As well, the research team, whose book took a year and a half from concept to publication, looked at who was most likely to experience longer waits in Canada. “There were certain predictors,” notes Dr. Younis, who is Co-chair of Cancer Care Nova Scotia’s Provincial Breast Cancer Site Team.

For example, factors affecting wait time included a patient’s age, where they lived, and their socio-economic status. There were also factors linked to health care providers. “There is a perception, among providers, that waiting is not good,” says Dr. Younis. “Our research indicated that health professionals tend to prioritize care based on perception of who they believe is at greatest risk of cancer relapse.”

The book, which was partly supported by Cancer Care Nova Scotia, also includes a chapter that proposes an innovative way to study wait times that will overcome current limitations.

Dr. Younis and his colleagueswill be planning further research in the area. “Previous studies looked at wait times in Nova Scotia compared to current standards – but we didn’t know what constituted acceptable wait times. We didn’t have a gold standard,” says Dr. Younis. “Now we can compare actual wait times in Nova Scotia against these standards.”

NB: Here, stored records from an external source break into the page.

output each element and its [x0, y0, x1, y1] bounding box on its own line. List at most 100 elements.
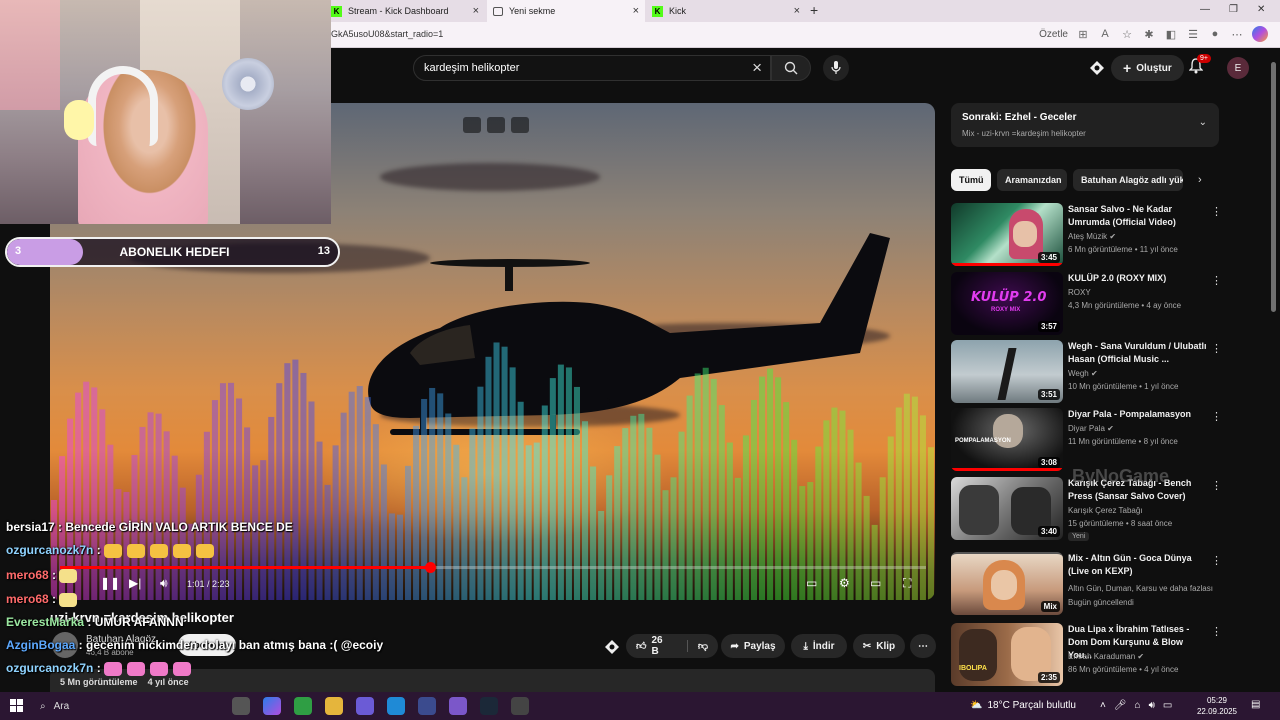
file-explorer-icon[interactable] [325, 697, 343, 715]
recommended-video[interactable]: POMPALAMASYON 3:08 Diyar Pala - Pompalam… [951, 408, 1222, 472]
next-button[interactable]: ▶| [129, 576, 141, 590]
copilot-app-icon[interactable] [263, 697, 281, 715]
recommended-video[interactable]: KULÜP 2.0 ROXY MIX 3:57 KULÜP 2.0 (ROXY … [951, 272, 1222, 336]
recommended-video[interactable]: 3:45 Sansar Salvo - Ne Kadar Umrumda (Of… [951, 203, 1222, 267]
favorites-icon[interactable]: ☰ [1186, 27, 1200, 41]
volume-icon[interactable]: 🔊︎ [1149, 700, 1155, 711]
download-button[interactable]: ⤓ İndir [791, 634, 847, 658]
clip-button[interactable]: ✂ Klip [853, 634, 905, 658]
chevron-down-icon[interactable]: ⌄ [1199, 117, 1207, 128]
more-options-icon[interactable]: ⋮ [1211, 479, 1222, 492]
close-tab-icon[interactable]: × [473, 5, 479, 17]
chrome-icon[interactable] [294, 697, 312, 715]
store-icon[interactable] [356, 697, 374, 715]
more-actions-button[interactable]: ⋯ [910, 634, 936, 658]
recommended-video[interactable]: IBOLIPA 2:35 Dua Lipa x İbrahim Tatlıses… [951, 623, 1222, 687]
account-avatar[interactable]: E [1227, 57, 1249, 79]
split-screen-icon[interactable]: ◧ [1164, 27, 1178, 41]
video-thumbnail[interactable]: 3:51 [951, 340, 1063, 403]
chip-channel[interactable]: Batuhan Alagöz adlı yük [1073, 169, 1183, 191]
chevron-right-icon[interactable]: › [1198, 174, 1202, 186]
cast-icon[interactable] [511, 117, 529, 133]
thumbs-down-icon[interactable]: 👎︎ [686, 640, 708, 652]
miniplayer-icon[interactable] [463, 117, 481, 133]
more-options-icon[interactable]: ⋮ [1211, 625, 1222, 638]
more-options-icon[interactable]: ⋮ [1211, 205, 1222, 218]
extensions-icon[interactable]: ✱ [1142, 27, 1156, 41]
close-tab-icon[interactable]: × [633, 5, 639, 17]
close-window-icon[interactable]: ✕ [1257, 4, 1265, 15]
weather-widget[interactable]: ⛅ 18°C Parçalı bulutlu [970, 700, 1076, 711]
steam-icon[interactable] [480, 697, 498, 715]
studio-icon[interactable] [604, 639, 620, 655]
chevron-up-icon[interactable]: ˄ [1100, 700, 1106, 711]
recommended-video[interactable]: 3:51 Wegh - Sana Vuruldum / Ulubatlı Has… [951, 340, 1222, 404]
create-button[interactable]: + Oluştur [1111, 55, 1184, 81]
favorite-star-icon[interactable]: ☆ [1120, 27, 1134, 41]
scrollbar-thumb[interactable] [1271, 62, 1276, 312]
more-icon[interactable]: ⋯ [1230, 27, 1244, 41]
restore-icon[interactable]: ❐ [1229, 4, 1238, 15]
chip-all[interactable]: Tümü [951, 169, 991, 191]
new-tab-button[interactable]: + [810, 2, 818, 18]
search-button[interactable] [771, 55, 811, 81]
app-icon[interactable] [511, 697, 529, 715]
obs-icon[interactable] [449, 697, 467, 715]
apps-icon[interactable]: ⊞ [1076, 27, 1090, 41]
taskbar-search[interactable]: ⌕ Ara [32, 696, 222, 716]
more-options-icon[interactable]: ⋮ [1211, 342, 1222, 355]
copilot-icon[interactable] [1252, 26, 1268, 42]
edge-icon[interactable] [387, 697, 405, 715]
url-field[interactable]: GkA5usoU08&start_radio=1 [331, 29, 443, 39]
video-title[interactable]: KULÜP 2.0 (ROXY MIX) [1068, 272, 1208, 285]
video-title[interactable]: Diyar Pala - Pompalamasyon [1068, 408, 1208, 421]
start-menu-icon[interactable] [10, 699, 23, 712]
tab-kick[interactable]: K Kick × [646, 0, 806, 22]
spectrum-bar [163, 431, 170, 600]
more-options-icon[interactable]: ⋮ [1211, 274, 1222, 287]
video-thumbnail[interactable]: Mix [951, 552, 1063, 615]
network-icon[interactable]: ⌂ [1135, 700, 1141, 711]
profile-icon[interactable]: ● [1208, 27, 1222, 41]
summarize-label[interactable]: Özetle [1039, 29, 1068, 40]
fullscreen-icon[interactable]: ⛶ [903, 576, 911, 591]
search-input[interactable]: kardeşim helikopter × [413, 55, 771, 81]
up-next-panel[interactable]: Sonraki: Ezhel - Geceler Mix - uzi-krvn … [951, 103, 1219, 147]
picture-in-picture-icon[interactable] [487, 117, 505, 133]
settings-gear-icon[interactable]: ⚙ [839, 576, 850, 590]
share-button[interactable]: ➦ Paylaş [721, 634, 785, 658]
more-options-icon[interactable]: ⋮ [1211, 410, 1222, 423]
video-title[interactable]: Mix - Altın Gün - Goca Dünya (Live on KE… [1068, 552, 1208, 578]
like-button[interactable]: 👍︎ 26 B 👎︎ [626, 634, 718, 658]
video-title[interactable]: Sansar Salvo - Ne Kadar Umrumda (Officia… [1068, 203, 1208, 229]
voice-search-button[interactable] [823, 55, 849, 81]
tab-new-tab[interactable]: Yeni sekme × [487, 0, 645, 22]
discord-icon[interactable] [418, 697, 436, 715]
close-tab-icon[interactable]: × [794, 5, 800, 17]
battery-icon[interactable]: ▭ [1163, 700, 1172, 711]
subtitles-icon[interactable]: ▭ [806, 576, 817, 590]
theater-mode-icon[interactable]: ▭ [870, 576, 881, 590]
video-thumbnail[interactable]: 3:45 [951, 203, 1063, 266]
video-thumbnail[interactable]: IBOLIPA 2:35 [951, 623, 1063, 686]
chip-from-search[interactable]: Aramanızdan [997, 169, 1067, 191]
weather-text: 18°C Parçalı bulutlu [987, 700, 1076, 711]
taskbar-clock[interactable]: 05:29 22.09.2025 [1196, 695, 1238, 717]
recommended-mix[interactable]: Mix Mix - Altın Gün - Goca Dünya (Live o… [951, 552, 1222, 616]
video-thumbnail[interactable]: POMPALAMASYON 3:08 [951, 408, 1063, 471]
clear-search-icon[interactable]: × [752, 58, 762, 78]
task-view-icon[interactable] [232, 697, 250, 715]
more-options-icon[interactable]: ⋮ [1211, 554, 1222, 567]
pause-button[interactable]: ❚❚ [100, 576, 120, 590]
scrubber-handle[interactable] [424, 562, 436, 573]
notification-center-icon[interactable]: ▤ [1251, 699, 1260, 710]
read-aloud-icon[interactable]: A [1098, 27, 1112, 41]
tab-kick-dashboard[interactable]: K Stream - Kick Dashboard × [325, 0, 485, 22]
video-thumbnail[interactable]: KULÜP 2.0 ROXY MIX 3:57 [951, 272, 1063, 335]
studio-icon[interactable] [1089, 60, 1105, 76]
video-thumbnail[interactable]: 3:40 [951, 477, 1063, 540]
video-title[interactable]: Wegh - Sana Vuruldum / Ulubatlı Hasan (O… [1068, 340, 1208, 366]
microphone-icon[interactable]: 🎤︎ [1114, 700, 1127, 711]
minimize-icon[interactable]: — [1200, 4, 1210, 15]
volume-icon[interactable]: 🔊︎ [160, 576, 168, 591]
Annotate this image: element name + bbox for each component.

The book, Wait Times in the Management of Early Stage Breast Cancer, is written for health care professionals, but its message is intended for the general public as well. “People are anxious about wait times,” notes Dr. Younis. “This book may answer some questions for them and offer some reassurance.”

Dr. Younis and his colleagues aren’t waiting to spread the word about their book and its findings. They have already presented to the multidisciplinary Breast Cancer Site Team. Interest in the publication is also growing across Canada.

“We have evidence regarding potential impact of wait times on breast cancer outcomes. Now we have to act on it,” stresses Dr. Younis. “This could positively affect treatment outcomes.”